Node status shows 'Degraded' one or multiple hosts in the NSX UI > System > Fabric > Hosts > Clusters 

Click the 'View Details' option of the ESXi Host showing 'Degraded'.  In the Overview tab you will see 'Controller Connectivity' has a 'Down'/Red status.

Click the 'Monitor' tab and scroll down to 'Agent Status'.  Click 'Agent Status' and it will show the Agent services and their status.

NSX_NESTDB shows 'Down'/Red

NSX 3.x and 4.x

When NSX-NESTDB is down on the ESXi host it will not receive DFW rules. Including newly created, updated, or previously working firewall rules attached to VM that has vMotioned to the downed ESXi host. 
Check if the service is down on the ESXi.

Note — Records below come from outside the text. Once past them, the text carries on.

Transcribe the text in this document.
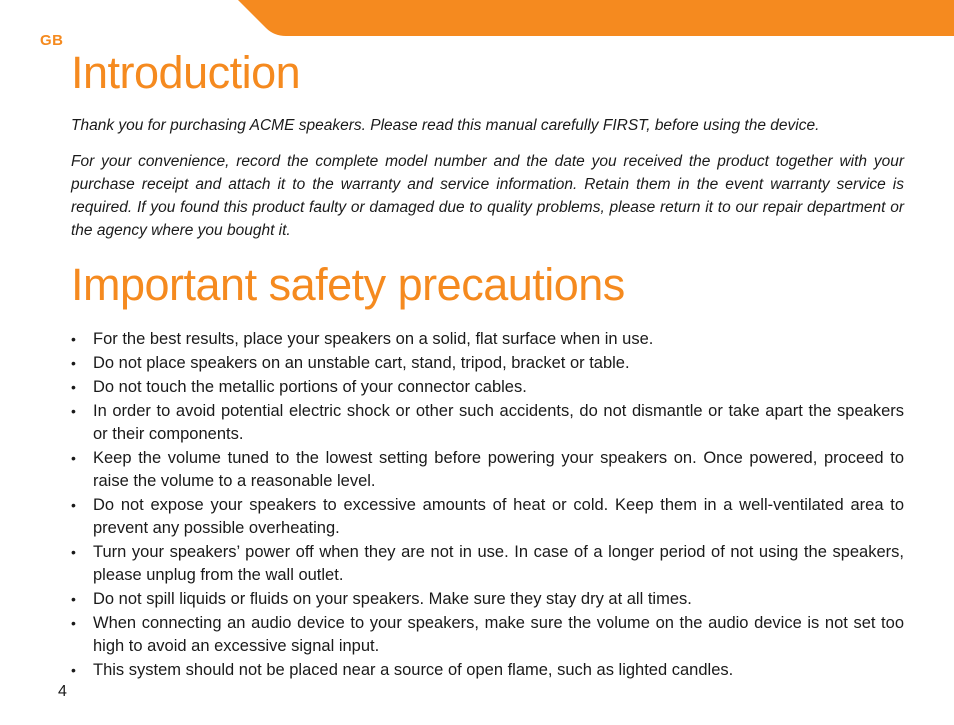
GB
Introduction

Thank you for purchasing ACME speakers. Please read this manual carefully FIRST, before using the device.

For your convenience, record the complete model number and the date you received the product together with your purchase receipt and attach it to the warranty and service information. Retain them in the event warranty service is required. If you found this product faulty or damaged due to quality problems, please return it to our repair department or the agency where you bought it.

Important safety precautions
• For the best results, place your speakers on a solid, flat surface when in use.
• Do not place speakers on an unstable cart, stand, tripod, bracket or table.
• Do not touch the metallic portions of your connector cables.
• In order to avoid potential electric shock or other such accidents, do not dismantle or take apart the speakers or their components.
• Keep the volume tuned to the lowest setting before powering your speakers on. Once powered, proceed to raise the volume to a reasonable level.
• Do not expose your speakers to excessive amounts of heat or cold. Keep them in a well-ventilated area to prevent any possible overheating.
• Turn your speakers’ power off when they are not in use. In case of a longer period of not using the speakers, please unplug from the wall outlet.
• Do not spill liquids or fluids on your speakers. Make sure they stay dry at all times.
• When connecting an audio device to your speakers, make sure the volume on the audio device is not set too high to avoid an excessive signal input.
• This system should not be placed near a source of open flame, such as lighted candles.
4
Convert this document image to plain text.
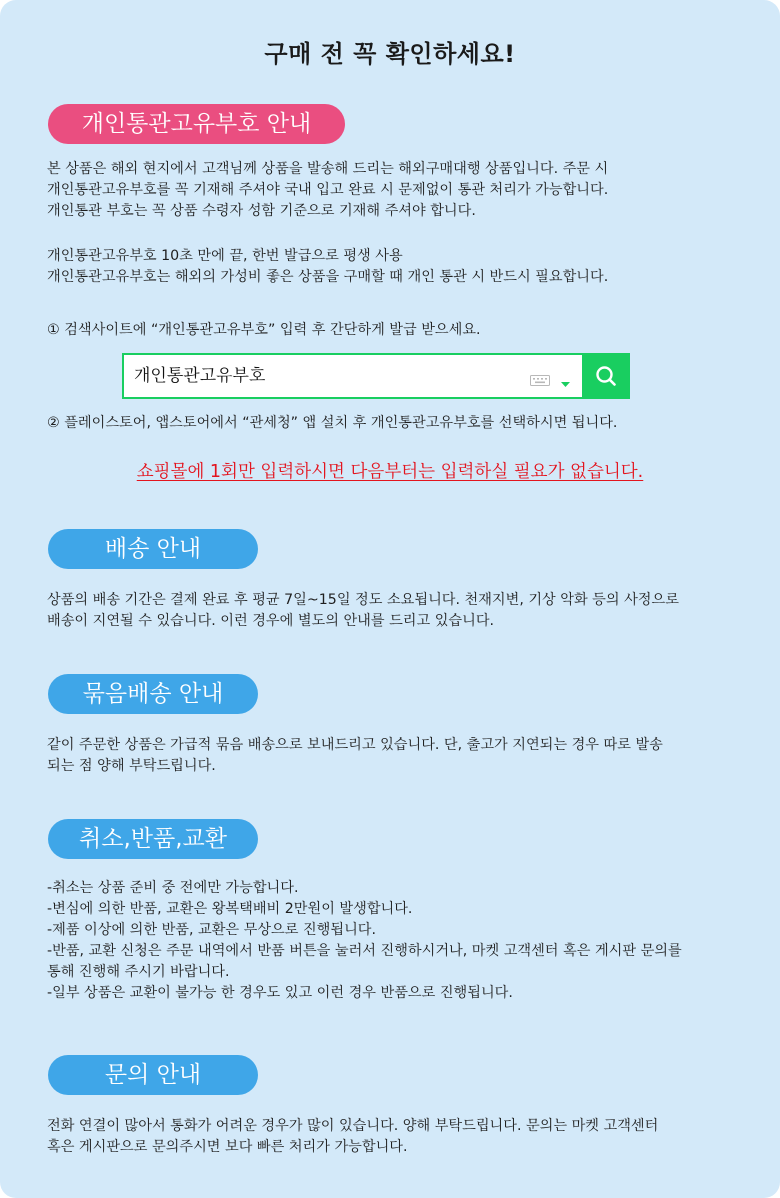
구매 전 꼭 확인하세요!
개인통관고유부호 안내

본 상품은 해외 현지에서 고객님께 상품을 발송해 드리는 해외구매대행 상품입니다. 주문 시

개인통관고유부호를 꼭 기재해 주셔야 국내 입고 완료 시 문제없이 통관 처리가 가능합니다.

개인통관 부호는 꼭 상품 수령자 성함 기준으로 기재해 주셔야 합니다.

개인통관고유부호 10초 만에 끝, 한번 발급으로 평생 사용

개인통관고유부호는 해외의 가성비 좋은 상품을 구매할 때 개인 통관 시 반드시 필요합니다.

① 검색사이트에 “개인통관고유부호” 입력 후 간단하게 발급 받으세요.

개인통관고유부호

② 플레이스토어, 앱스토어에서 “관세청” 앱 설치 후 개인통관고유부호를 선택하시면 됩니다.

쇼핑몰에 1회만 입력하시면 다음부터는 입력하실 필요가 없습니다.
배송 안내

상품의 배송 기간은 결제 완료 후 평균 7일~15일 정도 소요됩니다. 천재지변, 기상 악화 등의 사정으로

배송이 지연될 수 있습니다. 이런 경우에 별도의 안내를 드리고 있습니다.

묶음배송 안내

같이 주문한 상품은 가급적 묶음 배송으로 보내드리고 있습니다. 단, 출고가 지연되는 경우 따로 발송

되는 점 양해 부탁드립니다.

취소,반품,교환

-취소는 상품 준비 중 전에만 가능합니다.

-변심에 의한 반품, 교환은 왕복택배비 2만원이 발생합니다.

-제품 이상에 의한 반품, 교환은 무상으로 진행됩니다.

-반품, 교환 신청은 주문 내역에서 반품 버튼을 눌러서 진행하시거나, 마켓 고객센터 혹은 게시판 문의를

통해 진행해 주시기 바랍니다.

-일부 상품은 교환이 불가능 한 경우도 있고 이런 경우 반품으로 진행됩니다.

문의 안내

전화 연결이 많아서 통화가 어려운 경우가 많이 있습니다. 양해 부탁드립니다. 문의는 마켓 고객센터

혹은 게시판으로 문의주시면 보다 빠른 처리가 가능합니다.
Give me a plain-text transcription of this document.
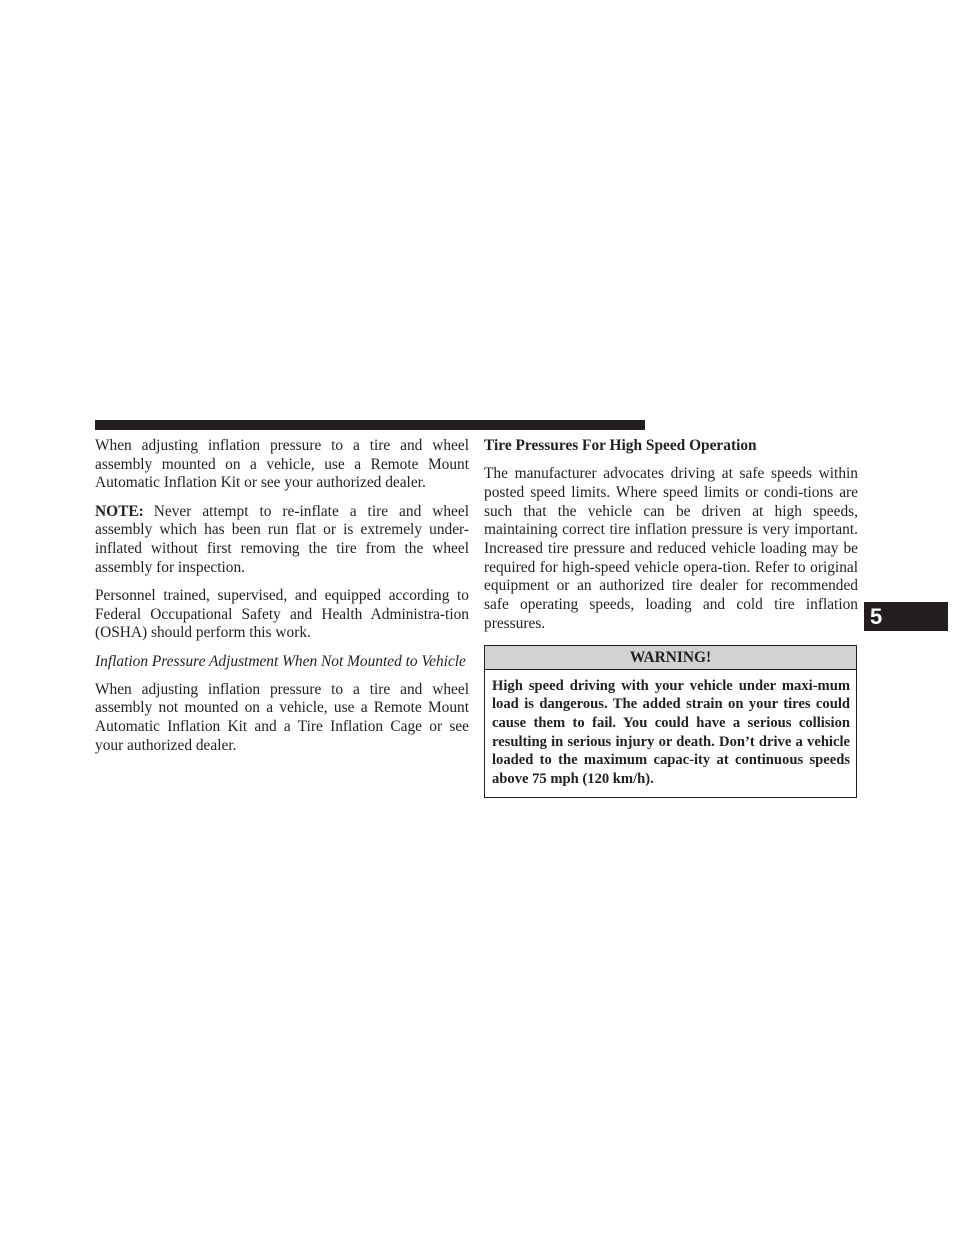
When adjusting inflation pressure to a tire and wheel assembly mounted on a vehicle, use a Remote Mount Automatic Inflation Kit or see your authorized dealer.

NOTE: Never attempt to re-inflate a tire and wheel assembly which has been run flat or is extremely under-inflated without first removing the tire from the wheel assembly for inspection.

Personnel trained, supervised, and equipped according to Federal Occupational Safety and Health Administra-tion (OSHA) should perform this work.

Inflation Pressure Adjustment When Not Mounted to Vehicle

When adjusting inflation pressure to a tire and wheel assembly not mounted on a vehicle, use a Remote Mount Automatic Inflation Kit and a Tire Inflation Cage or see your authorized dealer.

Tire Pressures For High Speed Operation

The manufacturer advocates driving at safe speeds within posted speed limits. Where speed limits or condi-tions are such that the vehicle can be driven at high speeds, maintaining correct tire inflation pressure is very important. Increased tire pressure and reduced vehicle loading may be required for high-speed vehicle opera-tion. Refer to original equipment or an authorized tire dealer for recommended safe operating speeds, loading and cold tire inflation pressures.

WARNING!
High speed driving with your vehicle under maxi-mum load is dangerous. The added strain on your tires could cause them to fail. You could have a serious collision resulting in serious injury or death. Don’t drive a vehicle loaded to the maximum capac-ity at continuous speeds above 75 mph (120 km/h).
5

SSH into the host and run:

/etc/init.d/nsx-nestdb status

The problem status is 'NSX-NESTDB not running'

Restart/Start the nsx-nestdb service on the ESXi host.

/etc/init.d/nsx-nestdb start

Repeat for all hosts in the same CCP down state due to NSX_NESTDB Agent in Down status.

This will put the host into a degraded state until the NSX Manager gets all the proper checks from the ESXi host. Then, the Agent Status will show 'Up'/Green status.
Return to NSX-UI > Security > Distributed Firewall .  In the Action column, look for 'Success'/Green status for the Polices that were previously in an 'Unknown' state.